It has become almost cliché in certain policy circles—notably in Latin American countries—that improving education quality requires increasing teacher pay.
How did this idea become the conventional wisdom?
It all begins by recognizing that good teachers are far more important for student learning than, say, how beautiful a school is or how often standardized tests are administered to children. There is robust, credible evidence in support of this basic premise.
Beyond this basic premise, things get murkier. Wages, the argument goes, are just like any other market price: the laws of supply and demand govern them. Because of that, characteristics of non-teaching jobs available to potential teachers—primarily pay—affect who chooses to enter the teaching profession.
The key prediction that follows from this argument is that when pay in other occupations is relatively more attractive than pay in teaching, potential teachers may prefer to work in those occupations instead of becoming teachers. Teacher pay relative to other occupations may, therefore, affect education quality to the extent that it affects the decision to become a teacher for many talented, motivated individuals who would presumably make great teachers.
Under the presumption that relative teacher pay affects education quality downstream, many studies in Latin America and globally have tried to establish whether teachers earn less or more that comparable professionals in other occupations. Most studies reach the same three conclusions:
- Teachers are underpaid relative to other occupations.
- Teachers work fewer hours/days than workers in other occupations.
- Pay per hour/day is actually higher among teachers than workers in other occupations.
And thus, these three findings have become the conventional wisdom about teacher pay.
The problem with the conventional wisdom in this case is that it is based on faulty data, drawing mainly from household surveys that are not well suited for the task at hand. For instance, household surveys rarely collect information about teachers’ actual outside labor market options, their teaching ability, or the fact that teachers may possess other (unobserved) attributes such as motivation or public-service inclination that are related to compensation in the labor market. Put simply, the data limitations in existing studies are simply too onerous to draw credible conclusions about teacher pay policy.
In a recent study sponsored by the Inter-American Development Bank, we aim to overcome the shortcomings that pervade much of what (we think) we know about teacher pay. We assembled a novel and unique dataset from individual-level confidential, restricted access sources for all college graduates and for the subset of them that apply for public teaching jobs in the country of Colombia. These data include individuals’ educational histories, test-based measures of teaching ability and labor market trajectories. We ask whether the three widely accepted conclusions about teacher pay hold when they are subjected to these improved data and a more rigorous methodological standard—one that truly aims to identify causal attribution as opposed to merely establish statistical association.

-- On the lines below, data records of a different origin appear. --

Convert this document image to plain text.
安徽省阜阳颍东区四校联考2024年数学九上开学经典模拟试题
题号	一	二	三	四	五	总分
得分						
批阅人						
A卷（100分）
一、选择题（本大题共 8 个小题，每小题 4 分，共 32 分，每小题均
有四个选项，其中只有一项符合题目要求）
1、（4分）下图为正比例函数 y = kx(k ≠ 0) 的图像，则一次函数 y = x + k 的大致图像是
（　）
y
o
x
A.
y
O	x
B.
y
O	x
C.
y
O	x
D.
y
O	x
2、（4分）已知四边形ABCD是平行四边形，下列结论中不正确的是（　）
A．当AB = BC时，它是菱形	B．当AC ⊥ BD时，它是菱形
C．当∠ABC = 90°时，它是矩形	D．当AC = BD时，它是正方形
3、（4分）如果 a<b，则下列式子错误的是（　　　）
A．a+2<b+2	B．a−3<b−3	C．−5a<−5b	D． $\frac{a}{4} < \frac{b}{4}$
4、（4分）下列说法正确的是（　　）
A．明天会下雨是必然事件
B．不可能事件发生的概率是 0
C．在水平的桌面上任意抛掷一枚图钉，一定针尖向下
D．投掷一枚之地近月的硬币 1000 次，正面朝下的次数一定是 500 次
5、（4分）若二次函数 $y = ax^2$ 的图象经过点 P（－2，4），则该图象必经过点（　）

We found some surprising results.
First, new teachers in Colombia actually earn more in their first three years of teaching than the average college graduate in the country. Moreover, once we account for public-service inclination and teaching ability, the difference between the wages of teachers at the beginning of their careers and those of their comparable counterparts who work in other occupations is even greater. These findings cast doubt on the widely held belief that teachers are underpaid relative to other occupations that also require a college degree.
Second, rather than working less, teachers actually work more days per year than their comparable counterparts in other occupations—possibly as a result of more stable working conditions. This additional teacher work effort throughout the year partially explains why take-home pay is greater for teachers than non-teachers, at least in the first few years on the job.
Third, once you account for greater take-home pay and greater work effort, pay per day is greater for teachers than for comparable non-teachers. This finding corroborates earlier evidence that pay per unit of time may in fact be greater for teachers than for comparable workers in other occupations.
While our findings challenge some—two out of three, to be specific—beliefs in the conventional wisdom about teacher pay, a few caveats are in order. One is that we only observe labor market trajectories of teachers and other workers early in their careers—in their first three years, to be precise. It may well be the case that earnings of workers in other occupations overtake those of teachers later on, especially if the earnings of those workers rise faster with experience than the earnings of teachers.
Another caveat is that our findings in the context of Colombia may not generalize to other regions or countries. Latin American countries share many of Colombia’s labor market features. More developed nations may not. For example, formal labor market opportunities in Colombia are not as abundant as they are in richer nations such as the U.S., Canada or other high-income countries. In such settings, teaching may not be as attractive a career option as other occupations.
On the whole, our results call into question policy initiatives that point to low teachers salaries as the main reason why teaching cannot attract highly qualified college graduates to the profession. These initiatives assume that raising salaries will—by itself—automatically improve the pool of potential teachers. Other studies have shown, for instance, disappointing short-term results of large, unconditional teacher pay increases. The fact that early-career teachers earn more than similarly qualified professionals in other occupations suggests that simply raising salaries may not be enough to generate a stronger teaching workforce. Alas, improving education quality may actually require a more nuanced and holistic strategy.